One day in 2013, Ellie Taylor-Davis, now 28, was having sex with her boyfriend. In addition to all the usual feels, she detected a weird sensation in her low belly — like there was something alive in there. “I felt something were move [sic] inside of me and I thought it was really strange,” she told The Mirror. She felt it deep inside when she went to the bathroom, too, and she noticed she constantly felt like she had to pee. So she did what anyone would do: She Googled her symptoms. And for likely the first and only time in human history, her online research incorrectly persuaded her it was NBD. “I Googled the symptoms but convinced myself it couldn't be cancer,” she said. She figured it was probably constipation.
About a month later, Taylor-Davis visited her gynecologist to have an IUD inserted. The doctor felt the mass and ordered a pregnancy test. When that came back negative, the Ob/Gyn ordered an ultrasound, which uncovered a six-inch cancerous mass clinging to Taylor-Davis’s ovaries. Now she realized why she always needed to pee: The mass was pushing on her bladder and other nearby organs.

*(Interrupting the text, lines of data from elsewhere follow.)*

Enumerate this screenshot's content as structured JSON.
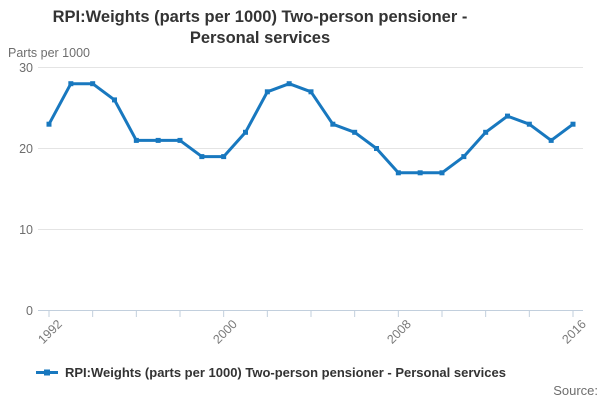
{
  "title": {
    "line1": "RPI:Weights (parts per 1000) Two-person pensioner -",
    "line2": "Personal services"
  },
  "axis": {
    "unit_label": "Parts per 1000"
  },
  "legend": {
    "label": "RPI:Weights (parts per 1000) Two-person pensioner - Personal services"
  },
  "source": {
    "label": "Source:"
  },
  "colors": {
    "line": "#1878bf",
    "grid": "#e4e4e4",
    "axis": "#c2cfdd",
    "title_text": "#333333",
    "muted_text": "#6e6e6e"
  },
  "chart_data": {
    "type": "line",
    "title": "RPI:Weights (parts per 1000) Two-person pensioner - Personal services",
    "ylabel": "Parts per 1000",
    "xlabel": "",
    "x": [
      1992,
      1993,
      1994,
      1995,
      1996,
      1997,
      1998,
      1999,
      2000,
      2001,
      2002,
      2003,
      2004,
      2005,
      2006,
      2007,
      2008,
      2009,
      2010,
      2011,
      2012,
      2013,
      2014,
      2015,
      2016
    ],
    "series": [
      {
        "name": "RPI:Weights (parts per 1000) Two-person pensioner - Personal services",
        "values": [
          23,
          28,
          28,
          26,
          21,
          21,
          21,
          19,
          19,
          22,
          27,
          28,
          27,
          23,
          22,
          20,
          17,
          17,
          17,
          19,
          22,
          24,
          23,
          21,
          23
        ]
      }
    ],
    "ylim": [
      0,
      30
    ],
    "yticks": [
      0,
      10,
      20,
      30
    ],
    "xticks": [
      1992,
      1994,
      1996,
      1998,
      2000,
      2002,
      2004,
      2006,
      2008,
      2010,
      2012,
      2014,
      2016
    ],
    "xtick_labels": [
      "1992",
      "2000",
      "2008",
      "2016"
    ],
    "grid": true,
    "legend_position": "bottom",
    "marker": "square"
  }
}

“At my age, you never think you could get ovarian cancer,” she said. "After they told me it could be cancer, I crawled into bed, unable to call my mum, boyfriend, or friends, and lay there for five hours completely devastated.”
Thankfully, her story has a happy ending: Taylor-Davis visited a specialist in London who removed the tumor while sparing her uterus. (The knobby thing, she reported, “looked like an alien — it was huge and weird looking, [and] I could [sic] believe I had that inside of me.” Because the disease hadn’t spread to her lymph nodes, she didn’t need chemo or radiation. Three years later, she’s still in remission. "You never think you'll be faced with something like this,” she said. “Comprehending whether I'd live or die at my age was really horrible.”

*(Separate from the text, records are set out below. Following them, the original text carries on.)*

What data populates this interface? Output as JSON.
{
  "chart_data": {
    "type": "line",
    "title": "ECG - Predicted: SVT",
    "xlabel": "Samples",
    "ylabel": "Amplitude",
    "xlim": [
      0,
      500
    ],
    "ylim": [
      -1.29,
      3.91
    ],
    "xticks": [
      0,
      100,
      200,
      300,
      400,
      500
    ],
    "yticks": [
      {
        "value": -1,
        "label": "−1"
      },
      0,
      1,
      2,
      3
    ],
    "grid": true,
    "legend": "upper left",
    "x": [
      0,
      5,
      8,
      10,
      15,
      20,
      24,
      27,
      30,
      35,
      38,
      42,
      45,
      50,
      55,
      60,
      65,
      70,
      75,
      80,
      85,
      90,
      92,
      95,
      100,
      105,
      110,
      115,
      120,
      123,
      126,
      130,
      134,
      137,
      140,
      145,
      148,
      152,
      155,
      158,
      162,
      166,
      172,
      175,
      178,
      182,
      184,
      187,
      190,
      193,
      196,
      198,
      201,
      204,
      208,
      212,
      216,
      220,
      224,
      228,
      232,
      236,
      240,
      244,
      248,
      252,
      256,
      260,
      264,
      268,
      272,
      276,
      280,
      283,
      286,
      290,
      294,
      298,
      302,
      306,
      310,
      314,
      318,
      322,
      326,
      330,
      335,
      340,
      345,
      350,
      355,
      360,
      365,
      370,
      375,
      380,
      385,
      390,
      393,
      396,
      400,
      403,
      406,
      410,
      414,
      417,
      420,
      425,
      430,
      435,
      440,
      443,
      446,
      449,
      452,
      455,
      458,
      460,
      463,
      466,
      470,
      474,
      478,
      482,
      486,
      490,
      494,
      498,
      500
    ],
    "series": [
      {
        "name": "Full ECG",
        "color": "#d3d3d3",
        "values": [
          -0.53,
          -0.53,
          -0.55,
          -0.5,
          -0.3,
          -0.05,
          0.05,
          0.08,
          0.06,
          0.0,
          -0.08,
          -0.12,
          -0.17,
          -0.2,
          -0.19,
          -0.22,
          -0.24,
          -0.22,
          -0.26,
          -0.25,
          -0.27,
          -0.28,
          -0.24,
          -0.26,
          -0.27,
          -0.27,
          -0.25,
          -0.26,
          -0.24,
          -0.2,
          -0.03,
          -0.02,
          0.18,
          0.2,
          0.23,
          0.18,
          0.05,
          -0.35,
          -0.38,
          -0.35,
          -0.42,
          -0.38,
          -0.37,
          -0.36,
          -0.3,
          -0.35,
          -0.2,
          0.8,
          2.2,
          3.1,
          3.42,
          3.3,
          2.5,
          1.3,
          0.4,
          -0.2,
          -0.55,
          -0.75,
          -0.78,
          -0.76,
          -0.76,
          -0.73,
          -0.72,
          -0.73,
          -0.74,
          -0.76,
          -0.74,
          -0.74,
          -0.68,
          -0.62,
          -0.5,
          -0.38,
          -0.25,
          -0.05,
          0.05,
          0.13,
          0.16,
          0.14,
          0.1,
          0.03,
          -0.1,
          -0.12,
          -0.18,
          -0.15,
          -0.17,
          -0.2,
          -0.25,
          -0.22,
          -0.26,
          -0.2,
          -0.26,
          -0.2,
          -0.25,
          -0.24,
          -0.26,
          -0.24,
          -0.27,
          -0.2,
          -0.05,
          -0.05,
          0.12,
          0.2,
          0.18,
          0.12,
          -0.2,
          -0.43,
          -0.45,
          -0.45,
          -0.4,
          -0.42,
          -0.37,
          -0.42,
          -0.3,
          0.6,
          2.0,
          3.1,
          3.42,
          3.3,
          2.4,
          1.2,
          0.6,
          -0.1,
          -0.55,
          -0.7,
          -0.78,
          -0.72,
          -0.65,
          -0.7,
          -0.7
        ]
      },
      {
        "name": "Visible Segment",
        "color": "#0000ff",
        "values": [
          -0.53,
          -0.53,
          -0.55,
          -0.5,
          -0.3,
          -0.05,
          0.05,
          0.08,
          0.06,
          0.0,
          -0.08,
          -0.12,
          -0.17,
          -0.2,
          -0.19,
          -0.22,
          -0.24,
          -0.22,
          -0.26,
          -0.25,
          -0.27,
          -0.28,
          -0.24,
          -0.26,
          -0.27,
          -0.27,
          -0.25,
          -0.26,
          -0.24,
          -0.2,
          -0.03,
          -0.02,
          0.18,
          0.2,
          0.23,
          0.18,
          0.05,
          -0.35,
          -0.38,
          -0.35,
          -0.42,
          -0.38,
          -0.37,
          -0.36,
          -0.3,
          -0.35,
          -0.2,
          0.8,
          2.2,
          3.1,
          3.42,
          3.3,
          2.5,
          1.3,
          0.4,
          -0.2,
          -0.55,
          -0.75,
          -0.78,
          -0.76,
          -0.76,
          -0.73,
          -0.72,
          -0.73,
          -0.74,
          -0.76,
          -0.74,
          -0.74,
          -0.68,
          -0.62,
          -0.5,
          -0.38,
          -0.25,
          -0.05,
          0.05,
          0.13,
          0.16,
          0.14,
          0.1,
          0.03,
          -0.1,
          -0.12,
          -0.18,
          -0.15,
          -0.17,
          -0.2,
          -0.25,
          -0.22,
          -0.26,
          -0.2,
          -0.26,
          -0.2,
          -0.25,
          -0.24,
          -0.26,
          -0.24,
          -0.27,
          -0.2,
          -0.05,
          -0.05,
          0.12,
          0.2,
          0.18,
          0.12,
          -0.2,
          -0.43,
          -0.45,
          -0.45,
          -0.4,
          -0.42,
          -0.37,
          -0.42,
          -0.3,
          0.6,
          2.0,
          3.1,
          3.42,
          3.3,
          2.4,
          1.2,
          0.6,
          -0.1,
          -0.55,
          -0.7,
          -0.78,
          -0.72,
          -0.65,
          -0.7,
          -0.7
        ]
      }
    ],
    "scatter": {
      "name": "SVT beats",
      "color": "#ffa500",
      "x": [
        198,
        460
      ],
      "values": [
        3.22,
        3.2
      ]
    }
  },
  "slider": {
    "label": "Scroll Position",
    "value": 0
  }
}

She was right that ovarian cancer is extremely uncommon for twentysomething women. “The average age for someone to have ovarian cancer is in their 60s,” says Jennifer Conti, MD, an Ob/Gyn at Stanford University. “Of course, that doesn’t mean it never happens. So it’s always a good idea to see your primary care physician or Ob/Gyn if you feel something out of the ordinary going on in your pelvis.”

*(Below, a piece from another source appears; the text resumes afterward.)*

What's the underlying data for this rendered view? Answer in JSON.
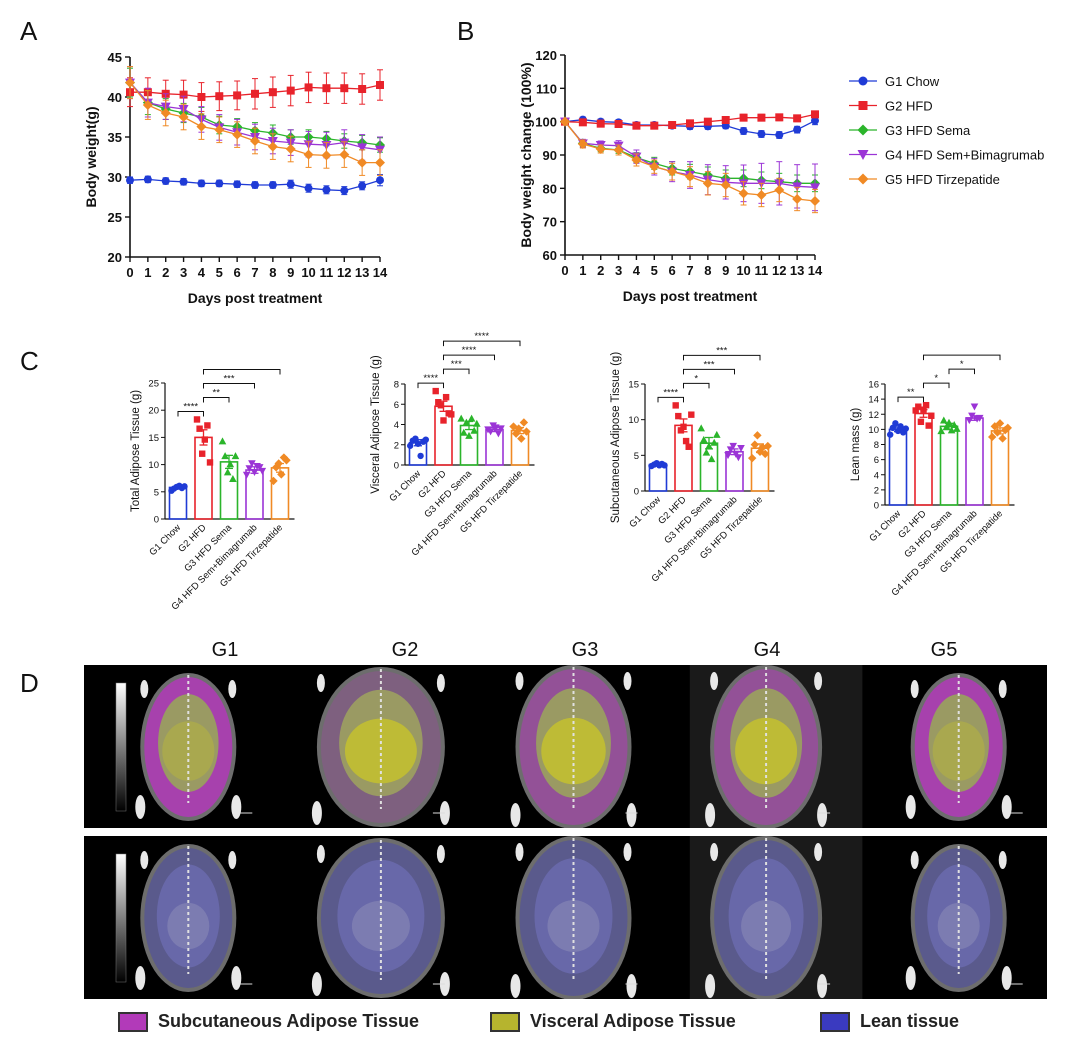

The American Congress of Obstetricians and Gynecologists (ACOG) recommends healthy young women get a pelvic exam every two years, and during it, your doctor will feel around for tumors: That’s one of the things she’s doing when she has a gloved finger in your vagina and the other pressing on your abdomen. Before an IUD insertion, too, your doctor will feel for the shape and contour of the uterus, which is how Taylor-Davis’s provider noticed the lump.
Sounds to us like the discovery of the mass was incidental, but Taylor-Davis still credits the sex. “I would never have been aware that anything was wrong had I not felt the cancerous cyst during sex,” she says. “It saved my life and I'm very lucky to be here."
Rule of thumb: If you feel something strange in your gut or pelvis, make an appointment with your general practitioner or Ob/Gyn, respectively. “Reasons you’d need an emergency visit include really severe pain and heavy vaginal bleeding that’s out of the ordinary for you,” Dr. Conti says. “But if you notice something that’s just uncomfortable and different from how you were feeling before, just make a regular visit.”
As Taylor-Davis puts it, "I knew something was wrong and the saying 'you know your body best' is definitely true, you have to listen to your gut instinct."